Agreed...kinda.
But spirochetes are bacteria..and bacteria could survive in the air for a few seconds. Which is all that's needed to transmit / infect.
Very interesting piece on Spirochetes in general. The whole page is interesting, but just a small excerpt :
http://www.lymeneteurope.org/info/the-difficulty-of-culturing-spirochetes
link said...
Spirochetes are in many ways more evolved than other bacteria. At times they almost exhibit animal-like tendencies. Borrelia bacteria have an internal propulsion system that allows them to be highly motile. This is an evolutionary advantage over nonmotile bacteria that allows Borrelia to seek out those areas in a host that are best suited to its needs. The spirochete can swim as easily forward as it can backward, and it now appears that there are receptors for host tissue in both tips of the spirochete. This allows each end of the bacteria to seek out sites of attachment as well as change direction when a better target is located.
The most important adaptation, however, may be the recently observed phenomena that Borrelia burgdorferi may have many morphogenic states and can change their appearance both in shape and chemical structure. Morphogenic changes is another way of saying that the bacteria can adapt itself to the host that it happens to be in, such as a tick, a mouse, or a man. These morphogenic changes may be as subtle as the absence of one surface protein from one division to the next, or, as some have suggested, the spirochete may shed its cell wall entirely and become a spherical-shaped blob, devoid of many of its proteins.

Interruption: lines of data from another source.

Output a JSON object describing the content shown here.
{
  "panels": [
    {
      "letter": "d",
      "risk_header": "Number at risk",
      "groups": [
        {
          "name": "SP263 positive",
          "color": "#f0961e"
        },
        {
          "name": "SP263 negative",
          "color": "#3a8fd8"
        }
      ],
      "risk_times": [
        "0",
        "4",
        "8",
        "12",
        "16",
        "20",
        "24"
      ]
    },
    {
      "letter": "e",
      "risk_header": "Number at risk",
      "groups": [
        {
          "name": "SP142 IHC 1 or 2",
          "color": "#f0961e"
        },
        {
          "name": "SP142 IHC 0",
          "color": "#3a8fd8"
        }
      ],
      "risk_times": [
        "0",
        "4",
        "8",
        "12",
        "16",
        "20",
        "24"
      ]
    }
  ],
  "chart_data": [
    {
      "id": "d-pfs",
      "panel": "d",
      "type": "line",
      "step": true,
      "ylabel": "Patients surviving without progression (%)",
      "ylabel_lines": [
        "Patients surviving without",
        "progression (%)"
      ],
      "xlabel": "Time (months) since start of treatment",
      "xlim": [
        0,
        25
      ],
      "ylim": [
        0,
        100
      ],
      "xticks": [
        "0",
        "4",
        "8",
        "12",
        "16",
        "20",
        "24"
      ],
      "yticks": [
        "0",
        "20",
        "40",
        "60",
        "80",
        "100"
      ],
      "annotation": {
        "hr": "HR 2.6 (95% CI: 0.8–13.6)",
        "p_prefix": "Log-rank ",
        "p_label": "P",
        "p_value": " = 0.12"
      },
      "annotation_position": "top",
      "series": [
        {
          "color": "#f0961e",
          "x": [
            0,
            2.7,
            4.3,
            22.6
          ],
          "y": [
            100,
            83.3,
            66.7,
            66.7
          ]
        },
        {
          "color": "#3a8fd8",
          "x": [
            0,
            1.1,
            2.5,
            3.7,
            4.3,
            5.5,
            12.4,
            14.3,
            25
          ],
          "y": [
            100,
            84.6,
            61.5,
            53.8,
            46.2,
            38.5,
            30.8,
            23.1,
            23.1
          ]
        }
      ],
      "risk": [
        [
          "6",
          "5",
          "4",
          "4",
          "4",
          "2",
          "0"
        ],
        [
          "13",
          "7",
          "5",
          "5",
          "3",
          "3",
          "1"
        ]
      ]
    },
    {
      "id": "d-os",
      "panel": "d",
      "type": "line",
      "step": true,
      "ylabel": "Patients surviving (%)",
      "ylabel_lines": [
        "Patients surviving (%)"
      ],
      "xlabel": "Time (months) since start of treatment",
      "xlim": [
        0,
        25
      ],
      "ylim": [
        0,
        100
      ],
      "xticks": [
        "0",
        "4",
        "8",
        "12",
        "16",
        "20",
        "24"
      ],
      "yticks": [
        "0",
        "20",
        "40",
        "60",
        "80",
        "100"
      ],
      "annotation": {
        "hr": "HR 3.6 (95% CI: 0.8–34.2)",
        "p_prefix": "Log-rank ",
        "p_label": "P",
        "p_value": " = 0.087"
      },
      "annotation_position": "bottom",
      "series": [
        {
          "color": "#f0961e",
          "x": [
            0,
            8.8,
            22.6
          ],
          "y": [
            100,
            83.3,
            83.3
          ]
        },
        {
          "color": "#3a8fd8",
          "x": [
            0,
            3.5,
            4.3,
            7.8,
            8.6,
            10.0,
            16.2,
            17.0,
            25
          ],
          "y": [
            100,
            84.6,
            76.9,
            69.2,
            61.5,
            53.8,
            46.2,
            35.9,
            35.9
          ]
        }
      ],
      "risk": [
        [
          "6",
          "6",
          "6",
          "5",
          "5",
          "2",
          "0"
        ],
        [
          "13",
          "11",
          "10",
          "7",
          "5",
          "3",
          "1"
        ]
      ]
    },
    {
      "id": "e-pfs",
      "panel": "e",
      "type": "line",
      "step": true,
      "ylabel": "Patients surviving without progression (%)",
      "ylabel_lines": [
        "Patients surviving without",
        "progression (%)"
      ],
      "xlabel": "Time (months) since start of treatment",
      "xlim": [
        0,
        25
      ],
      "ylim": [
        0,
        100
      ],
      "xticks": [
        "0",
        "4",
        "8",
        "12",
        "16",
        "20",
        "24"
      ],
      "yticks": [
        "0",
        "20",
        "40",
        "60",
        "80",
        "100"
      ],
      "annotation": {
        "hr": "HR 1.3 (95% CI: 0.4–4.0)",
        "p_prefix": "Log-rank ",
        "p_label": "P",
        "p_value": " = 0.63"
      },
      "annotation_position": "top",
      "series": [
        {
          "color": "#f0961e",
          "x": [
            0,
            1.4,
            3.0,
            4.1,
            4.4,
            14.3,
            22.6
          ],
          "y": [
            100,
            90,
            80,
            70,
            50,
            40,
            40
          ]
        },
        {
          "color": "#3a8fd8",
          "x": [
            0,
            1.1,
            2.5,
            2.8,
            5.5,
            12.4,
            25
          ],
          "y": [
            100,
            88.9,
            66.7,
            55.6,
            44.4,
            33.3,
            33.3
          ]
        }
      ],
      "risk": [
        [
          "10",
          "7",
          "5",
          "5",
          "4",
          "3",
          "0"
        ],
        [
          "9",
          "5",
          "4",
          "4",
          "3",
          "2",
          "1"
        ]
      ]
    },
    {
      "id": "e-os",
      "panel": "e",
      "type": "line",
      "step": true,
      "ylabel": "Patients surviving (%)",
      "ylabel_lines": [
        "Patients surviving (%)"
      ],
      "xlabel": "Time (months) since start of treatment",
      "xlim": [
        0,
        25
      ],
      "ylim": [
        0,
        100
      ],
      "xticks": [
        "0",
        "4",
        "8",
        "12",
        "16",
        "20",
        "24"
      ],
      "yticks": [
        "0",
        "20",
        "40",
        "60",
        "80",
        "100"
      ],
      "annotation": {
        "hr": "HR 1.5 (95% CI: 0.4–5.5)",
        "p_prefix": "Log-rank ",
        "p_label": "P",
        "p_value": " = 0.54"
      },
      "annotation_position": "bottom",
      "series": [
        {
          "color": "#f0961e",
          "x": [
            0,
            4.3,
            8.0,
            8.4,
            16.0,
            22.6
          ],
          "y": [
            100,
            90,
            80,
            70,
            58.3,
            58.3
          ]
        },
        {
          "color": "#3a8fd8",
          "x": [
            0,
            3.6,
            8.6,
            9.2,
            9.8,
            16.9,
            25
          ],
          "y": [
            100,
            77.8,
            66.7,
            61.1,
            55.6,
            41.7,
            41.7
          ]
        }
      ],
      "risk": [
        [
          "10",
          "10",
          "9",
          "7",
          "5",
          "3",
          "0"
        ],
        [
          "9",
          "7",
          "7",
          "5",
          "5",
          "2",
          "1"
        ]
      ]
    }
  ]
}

Borrelia bacteria appear to have several layers of protection not commonly seen in other bacteria. One such layer is a glyco-protein gel coat (the S-layer is not commonly seen in-vitro), which has been described as a kind of jelly which can encapsulate the bacteria. Beneath this lies a cell wall, and beneath that is a three-layer membrane. Embedded within the cell wall and membrane are a variety of proteins. Some of these proteins are now known to be receptors to attach to certain host tissues and cells. More insidious in nature are those proteins on the outer cell membrane that seem to be present to purposely fool the immune systems of mammalian hosts.
There was also an episode on animal planet's 'Monsters Inside Me' , (season 1 or season 2) in which a firefighter died from breathing in a brain-eating parasite... They basically blamed his immune system for being susceptible to it...and saying how it's very rare and all that. But still it happened, and i'm curious as to the name of that particular type of parasite. Tried google searching, but found nothing. (so far)
EDIT : found it.
Monsters Inside Me - Episode 4 Lurkers Somebody said...
Sometimes the smallest parasite can take down the bravest host— and while battling wild fires in California, a veteran firefighter develops flu-like symptoms and finds himself in a battle against something far more dangerous then a fire— a rare amoeba that lives in the soil that has attacked his brain.